How to help women with serious mental illness lead healthier, more rewarding lives
There are many ways psychologists can get involved in improving care for women with SMI, said Stacy. A good start is getting educated on the topic: She and the other SMI guidelines authors encourage psychologists to read the SMI guidelines as well as related guidelines (see APA guidelines helpful in treating women with SMI). These documents and the recovery approach in general are aligned with the social justice aspects of APA’s strategic plan, Stacy added.
For individual treatment, several successful evidence-based interventions are compatible with a recovery-based approach, many of which psychologists are familiar with in other applications, Carr said. An example is cognitive behavioral therapy for psychosis, or CBTp, which helps people with schizophrenia and related disorders examine and challenge their experiences of psychosis and develop coping strategies to manage their symptoms. Studies show the treatment helps improve depression, self-esteem, and psychological well-being and leads to fewer hospitalizations. It has also been found to prevent first-episode psychosis in those at elevated risk of developing it (Agbor, C., et al., Cureus, Vol. 14, No. 9, 2022).
Another successful treatment for some forms of SMI is dialectical behavioral therapy, particularly for those who have borderline personality disorder, substance use disorder, or exhibit suicidal behavior (Peprah, K., & Argaez, C., Dialectical Behavioral Therapy for Adults with Mental Illness: A Review of Clinical Effectiveness and Guidelines, Canadian Agency for Drugs and Technologies in Health, 2017). And if a patient has a history of trauma, evidence-based treatments for trauma can also be highly effective, Carr noted.
It is also important to help women with SMI create plans in case things get out of control, such as behavior health advance directives, Hunt added. Like health advance directives, these directives (also called psychiatric or mental health advance directives) allow people to express their preferences on where and with whom they want to receive care and what treatments they are willing to receive, she explained.

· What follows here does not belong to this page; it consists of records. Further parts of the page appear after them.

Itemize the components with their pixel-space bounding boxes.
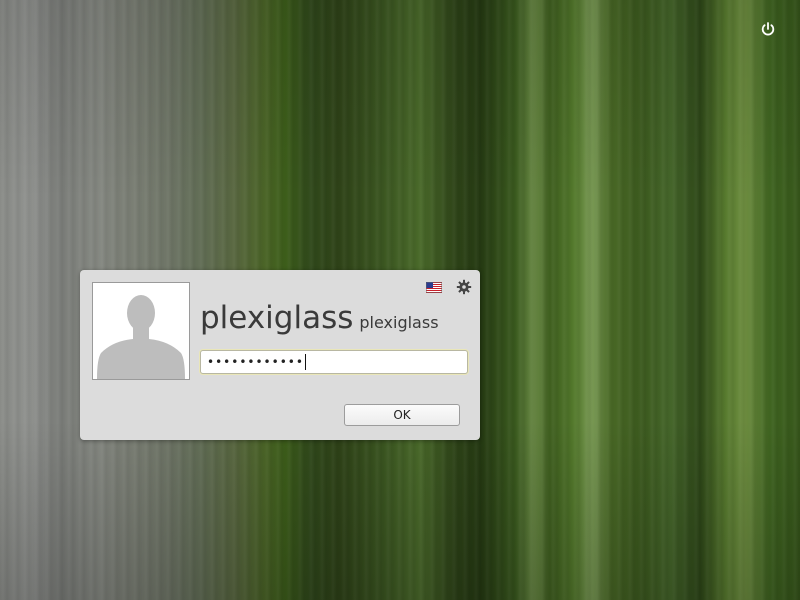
password-field[interactable]: •••••••••••• bbox=[200, 350, 468, 374]
dialog-top-icons bbox=[426, 279, 472, 295]
power-icon bbox=[761, 22, 775, 36]
real-name-label: plexiglass bbox=[200, 300, 354, 336]
text-caret bbox=[304, 354, 306, 370]
password-masked-value: •••••••••••• bbox=[207, 355, 304, 369]
login-dialog: plexiglass plexiglass •••••••••••• OK bbox=[80, 270, 480, 440]
user-silhouette-icon bbox=[93, 283, 189, 379]
gear-icon bbox=[456, 279, 472, 295]
avatar bbox=[92, 282, 190, 380]
ok-button[interactable]: OK bbox=[344, 404, 460, 426]
login-screen-background: plexiglass plexiglass •••••••••••• OK bbox=[0, 0, 800, 600]
power-button[interactable] bbox=[757, 18, 779, 40]
username-label: plexiglass bbox=[359, 313, 439, 332]
keyboard-layout-button[interactable] bbox=[426, 281, 442, 293]
us-flag-icon bbox=[426, 281, 442, 293]
user-name-row: plexiglass plexiglass bbox=[200, 300, 439, 336]
session-settings-button[interactable] bbox=[456, 279, 472, 295]
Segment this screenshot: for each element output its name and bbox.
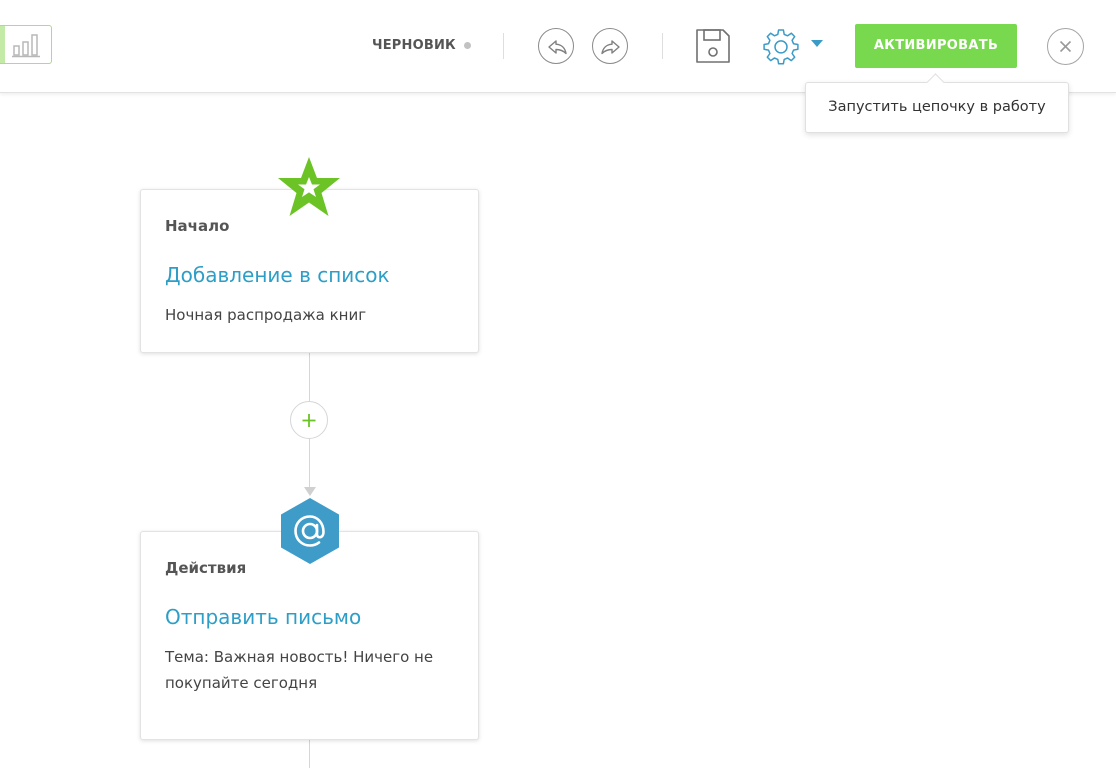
- redo-button[interactable]: [592, 28, 628, 64]
- activate-button[interactable]: АКТИВИРОВАТЬ: [855, 24, 1017, 68]
- node-description: Ночная распродажа книг: [165, 306, 367, 324]
- caret-down-icon[interactable]: [810, 39, 824, 49]
- toolbar-divider: [662, 33, 663, 59]
- bar-chart-icon: [12, 34, 40, 58]
- node-description: Тема: Важная новость! Ничего не покупайт…: [165, 648, 434, 692]
- connector-line: [309, 352, 310, 402]
- node-category: Действия: [165, 559, 247, 577]
- connector-line: [309, 438, 310, 488]
- status-label: ЧЕРНОВИК: [372, 38, 456, 53]
- node-title-link[interactable]: Отправить письмо: [165, 605, 361, 629]
- star-icon: [278, 157, 340, 216]
- close-icon: [1059, 40, 1072, 53]
- connector-arrow: [304, 487, 316, 496]
- top-toolbar: ЧЕРНОВИК АКТИВИРОВАТЬ: [0, 0, 1116, 93]
- stats-button-strip: [0, 26, 5, 63]
- stats-button[interactable]: [0, 25, 52, 64]
- email-icon: [281, 498, 339, 564]
- node-category: Начало: [165, 217, 230, 235]
- connector-line: [309, 739, 310, 768]
- status-dot: [464, 42, 471, 49]
- close-button[interactable]: [1047, 28, 1084, 65]
- plus-icon: [302, 414, 316, 427]
- toolbar-divider: [503, 33, 504, 59]
- save-icon[interactable]: [695, 28, 731, 64]
- gear-icon[interactable]: [762, 27, 800, 65]
- redo-icon: [601, 40, 620, 55]
- add-step-button[interactable]: [290, 401, 328, 439]
- undo-icon: [548, 40, 567, 55]
- node-title-link[interactable]: Добавление в список: [165, 263, 390, 287]
- undo-button[interactable]: [538, 28, 574, 64]
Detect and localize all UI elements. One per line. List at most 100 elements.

Establishing these plans can give patients a sense of security and autonomy and psychologists a road map to help them feel more confident about providing these more egalitarian forms of treatment, Hunt added. That’s because the plans allow patients and providers to discuss in detail, ahead of time, any repercussions that may come about in relation to a patient’s expressed decisions.
“Talking about these things, not being afraid to talk about them, can help providers feel less worried about advocating for patients’ treatment wishes in times of crisis,” she said. (See Resources for more.)
Environmental interventions that address systemic barriers are at least as important as individual treatments, the SMI guidelines also point out. Programs such as supported employment and supported housing can help women with SMI gain greater stability in their lives, which in turn can aid their mental health (Killaspy, H., et al., World Psychiatry, Vol. 21, No. 1, 2022). And in general, the guidelines note that “psychologists are recommended to take on diverse roles rather than staying fastidious to traditional roles.” For example, they are encouraged, when possible, to act as case managers who get involved in women’s activities of daily living and to work on interdisciplinary teams, which can help to ensure that women with SMI get the help, care, and resources they need to thrive.
On a larger scale, psychologists can become involved in advocacy efforts for this population, as well as in efforts to change the thinking and practices in systems that may negatively affect women with SMI. Stacy, for example, trains Yale postdocs as part of an interdisciplinary curriculum on SMI; consults with mental health organizations on how to incorporate these models into their systems and performance; and gives talks nationally and abroad on gender differences in mental health, biases within the mental health system, and sociocultural factors that precipitate and perpetuate SMI.
Learning more about women with SMI is important for the field at large, Stacy added. All psychologists will encounter women with SMI at various points in their career, and given their expertise in human behavior, the mind, and sociocultural influences, it makes sense for clinicians, researchers, and administrators to take a deeper dive.
On a personal level, there is great satisfaction in helping women who face significant challenges to gain better health and greater autonomy, Carr added.
“The reason people do this work is because they’re passionate about it,” she said. “They believe in the value of cultural responsiveness and the reality that people with SMI are marginalized. The work may be harder than other kinds of work, but it’s also rewarding. And if we’re not there, we’re not the voice for the change that needs to occur.”